Gieboldehausen. Wie flink vor allem die sechs jungen Crossläufer der Gruppe unterwegs sind, bewiesen sie jüngst bei den Nachwuchs-Bezirksmeisterschaften in Königslutter.  Jael Schild, Lara Ripping, Milly Ehrhardt, Tabea Sommer und Leonie Normann holten sich in der Altersklasse U 10 den Mannschaftstitel, Linus Wüstefeld trotz zweier Stürze die Bronzemedaille auf der 1380 Meter langen schlammigen Strecke. Dass Linus der einzige Junge im Team ist, stört ihn nicht, erklärt der Zehnjährige grinsend.  Ist er denn nett?
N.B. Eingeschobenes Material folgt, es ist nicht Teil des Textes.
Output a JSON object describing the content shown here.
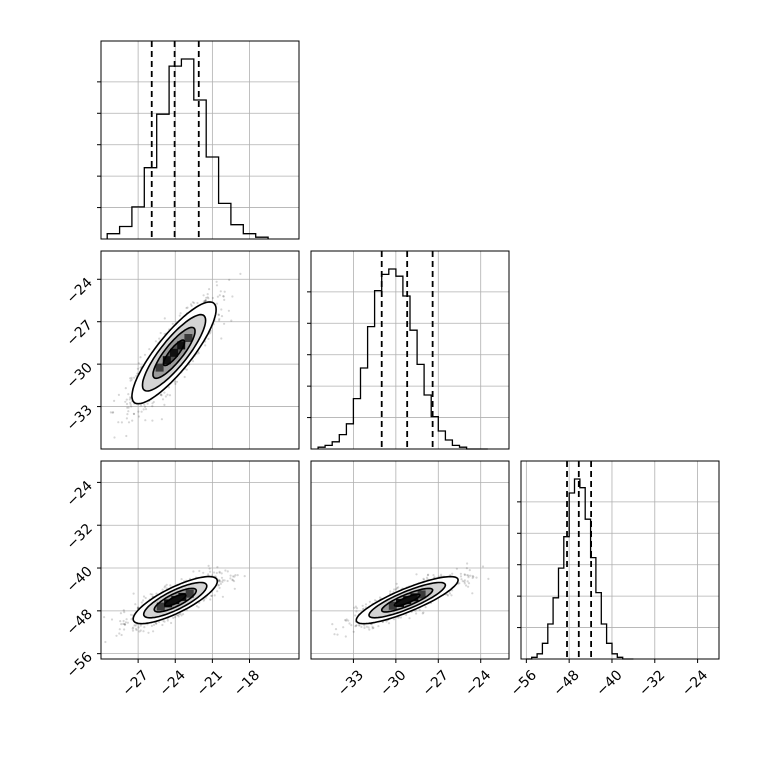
{
  "chart_data": {
    "type": "corner",
    "parameters": 3,
    "grid": true,
    "axes": {
      "p0": {
        "range": [
          -30,
          -14
        ],
        "ticks": [
          -27,
          -24,
          -21,
          -18
        ],
        "tick_labels": [
          "−27",
          "−24",
          "−21",
          "−18"
        ]
      },
      "p1": {
        "range": [
          -36,
          -22
        ],
        "ticks": [
          -33,
          -30,
          -27,
          -24
        ],
        "tick_labels": [
          "−33",
          "−30",
          "−27",
          "−24"
        ]
      },
      "p2": {
        "range": [
          -57,
          -20
        ],
        "ticks": [
          -56,
          -48,
          -40,
          -32,
          -24
        ],
        "tick_labels": [
          "−56",
          "−48",
          "−40",
          "−32",
          "−24"
        ]
      }
    },
    "marginals": [
      {
        "param": "p0",
        "bin_edges": [
          -29.5,
          -28.5,
          -27.5,
          -26.5,
          -25.5,
          -24.5,
          -23.5,
          -22.5,
          -21.5,
          -20.5,
          -19.5,
          -18.5,
          -17.5,
          -16.5
        ],
        "counts": [
          3,
          7,
          18,
          40,
          70,
          97,
          101,
          78,
          46,
          20,
          8,
          3,
          1
        ],
        "quantiles": [
          -25.9,
          -24.05,
          -22.1
        ]
      },
      {
        "param": "p1",
        "bin_edges": [
          -35.5,
          -35.0,
          -34.5,
          -34.0,
          -33.5,
          -33.0,
          -32.5,
          -32.0,
          -31.5,
          -31.0,
          -30.5,
          -30.0,
          -29.5,
          -29.0,
          -28.5,
          -28.0,
          -27.5,
          -27.0,
          -26.5,
          -26.0,
          -25.5,
          -25.0,
          -24.5,
          -24.0,
          -23.5
        ],
        "counts": [
          1,
          2,
          4,
          8,
          14,
          28,
          45,
          68,
          88,
          97,
          100,
          96,
          85,
          66,
          47,
          30,
          18,
          10,
          5,
          2,
          1,
          0,
          0,
          0
        ],
        "quantiles": [
          -31.0,
          -29.2,
          -27.4
        ]
      },
      {
        "param": "p2",
        "bin_edges": [
          -56,
          -55,
          -54,
          -53,
          -52,
          -51,
          -50,
          -49,
          -48,
          -47,
          -46,
          -45,
          -44,
          -43,
          -42,
          -41,
          -40,
          -39,
          -38,
          -37,
          -36
        ],
        "counts": [
          0,
          1,
          3,
          9,
          20,
          35,
          52,
          70,
          95,
          103,
          98,
          80,
          58,
          38,
          20,
          9,
          3,
          1,
          0,
          0
        ],
        "quantiles": [
          -48.4,
          -46.2,
          -43.9
        ]
      }
    ],
    "scatter_2d": [
      {
        "x": "p0",
        "y": "p1",
        "center": [
          -24.1,
          -29.2
        ],
        "sd": [
          1.7,
          1.8
        ],
        "rho": 0.85
      },
      {
        "x": "p0",
        "y": "p2",
        "center": [
          -24.0,
          -46.0
        ],
        "sd": [
          1.7,
          2.2
        ],
        "rho": 0.8
      },
      {
        "x": "p1",
        "y": "p2",
        "center": [
          -29.2,
          -46.0
        ],
        "sd": [
          1.8,
          2.2
        ],
        "rho": 0.85
      }
    ]
  }
}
Die Mädchen kichern und nicken. Willeke verwundert nicht, dass seine jungen Läuferinnen in der Überzahl sind. „Die Jungs haben da Schiss“, erklärt er voller Überzeugung. „Und wenn kein Ball mit im Spiel ist, dann haben sie schnell keine Lust mehr.“

Angst, sich dreckig zu machen, darf man beim Crosslauf nicht haben. „Bis hierhin war ich voller Schlamm“, sagt Linus und deutet mit seiner Hand auf seine Hüfte. Jael Schild, die die schnellste Eichsfelderin in Königslutter war, kann das noch toppen. „Und ich bis hierhin“, sagt sie und zeigt auf ihr Kinn. Nicht nur die Kondition der Kinder wird im Gelände einer Belastungsprobe unterzogen, auch Schuhe, Hose und Lauf-Shirt müssen einiges aushalten – und bekommen jede Menge Schlamm ab. Nicht schlimm, findet Milly Ehrhardt, die in der Einzelwertung bei den Bezirksmeisterschaften auf den vierten Platz gestürmt war: „Mama stört das nicht, wir haben doch eine Waschmaschine.“ Am liebsten wäre der Gruppe eine noch längere Distanz über Stock und Stein gewesen: „Wir hätten noch weiter laufen können“, beteuert die Mädchengruppe mit ernsten Mienen.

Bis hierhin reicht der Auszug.